Initially, we observed that some managers were more lenient in grading and generous in recommending raises. These anomalies stood out as they were clearly violating the Paywatch frequency distribution. We had to educate those individuals by asking them to justify their actions in writing. Some of these justifications were not valid. E.g. 50% of the team members can’t be top 5% performers. When we shared the feedback with all the managers, it resulted in a common understanding of the model. This helped us to bring uniformity and remove any individual bias. In fact, the model works so smoothly that recent raise recommendations needed no moderation or intervention by the HR department. There is so much transparency that no one is afraid of discussing her pay with others. In fact, a glitch in our payroll software had resulted in many employees getting pay-slips of many of their colleagues which was very embarrassing for the accounts and the HR folks, but it didn’t result in any dissenting or attrition.
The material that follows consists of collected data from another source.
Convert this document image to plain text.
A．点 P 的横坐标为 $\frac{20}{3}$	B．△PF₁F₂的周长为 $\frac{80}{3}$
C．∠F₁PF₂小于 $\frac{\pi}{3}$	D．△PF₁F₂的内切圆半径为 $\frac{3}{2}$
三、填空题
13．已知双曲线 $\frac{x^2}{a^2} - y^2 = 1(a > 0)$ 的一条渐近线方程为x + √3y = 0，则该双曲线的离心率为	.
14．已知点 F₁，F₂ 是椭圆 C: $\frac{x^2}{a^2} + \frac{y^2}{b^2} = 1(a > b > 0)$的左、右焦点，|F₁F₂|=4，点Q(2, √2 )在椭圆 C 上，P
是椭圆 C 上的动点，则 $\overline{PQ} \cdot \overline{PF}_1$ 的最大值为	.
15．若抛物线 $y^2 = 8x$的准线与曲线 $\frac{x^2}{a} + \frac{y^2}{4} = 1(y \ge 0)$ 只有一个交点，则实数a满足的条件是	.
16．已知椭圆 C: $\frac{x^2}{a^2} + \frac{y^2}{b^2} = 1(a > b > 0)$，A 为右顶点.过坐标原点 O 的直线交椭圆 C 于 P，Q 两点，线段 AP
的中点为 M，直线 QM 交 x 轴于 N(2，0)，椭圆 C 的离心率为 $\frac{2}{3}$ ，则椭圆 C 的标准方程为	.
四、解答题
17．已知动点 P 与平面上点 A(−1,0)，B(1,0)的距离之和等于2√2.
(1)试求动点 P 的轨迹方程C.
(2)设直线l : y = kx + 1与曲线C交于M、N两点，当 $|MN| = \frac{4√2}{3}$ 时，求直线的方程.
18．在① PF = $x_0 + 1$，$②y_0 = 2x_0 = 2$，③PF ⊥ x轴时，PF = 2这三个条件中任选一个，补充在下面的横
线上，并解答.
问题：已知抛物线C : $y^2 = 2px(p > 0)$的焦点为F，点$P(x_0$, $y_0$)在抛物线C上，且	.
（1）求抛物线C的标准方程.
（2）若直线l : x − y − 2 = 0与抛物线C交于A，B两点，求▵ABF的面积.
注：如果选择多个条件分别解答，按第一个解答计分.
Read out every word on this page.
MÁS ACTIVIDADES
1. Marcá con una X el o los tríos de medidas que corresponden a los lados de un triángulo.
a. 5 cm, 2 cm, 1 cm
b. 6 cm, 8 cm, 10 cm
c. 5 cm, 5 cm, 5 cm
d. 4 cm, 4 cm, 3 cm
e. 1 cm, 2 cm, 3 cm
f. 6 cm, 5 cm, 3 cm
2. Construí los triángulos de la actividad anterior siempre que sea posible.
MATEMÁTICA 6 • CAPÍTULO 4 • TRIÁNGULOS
There was no surprise for anyone there!

We use the same model for making offers to the new hires. That is the mechanism to keep us honest. The fact that most offers were accepted, and less than 1% of the offers were rejected on the grounds of low pay, validates that our model is well synchronized with the market. It also proves that we have successfully avoided having double standards in determining pay for the new hires vs the loyal incumbents. New hires are smoothly on-boarded and accepted by the incumbent teams as there is no secrecy about the pay offered. 

Is this model the silver bullet?

We aren’t suggesting this as a silver bullet to address all the issues related to determining employee compensation. This is a sincere attempt to take on this big challenge instead of turning a blind eye. This is just a modest beginning. Employees, HR, and top management have to engage in a meaningful open debate using popular formats like fishbowl or breakout groups to discuss this topic and come out with a solution that is acceptable to all in the given context. Only then would we reach a decision to accept-

  1. Solutions or partial solutions
  2. “Workaround” in the absence of a solution
  3. The overall agreement that there is no solution or “workaround” likely in the immediate future
  4. Long term changes that need to be implemented to avoid some of these problems

Is this the only way?

There are many consultants who would charge a fat fee to do a benchmarking study and recommend pay structures. Paid studies are good for getting a one time snapshot of pay levels – but it would be unviable to get your company benchmarked every year.

Popular platforms like Glassdoor and Payscale crowdsource the compensation data. Even if we assume that the information volunteered by the users is accurate, these platforms have no control over the sample – making it hard for them to draw statistical inferences.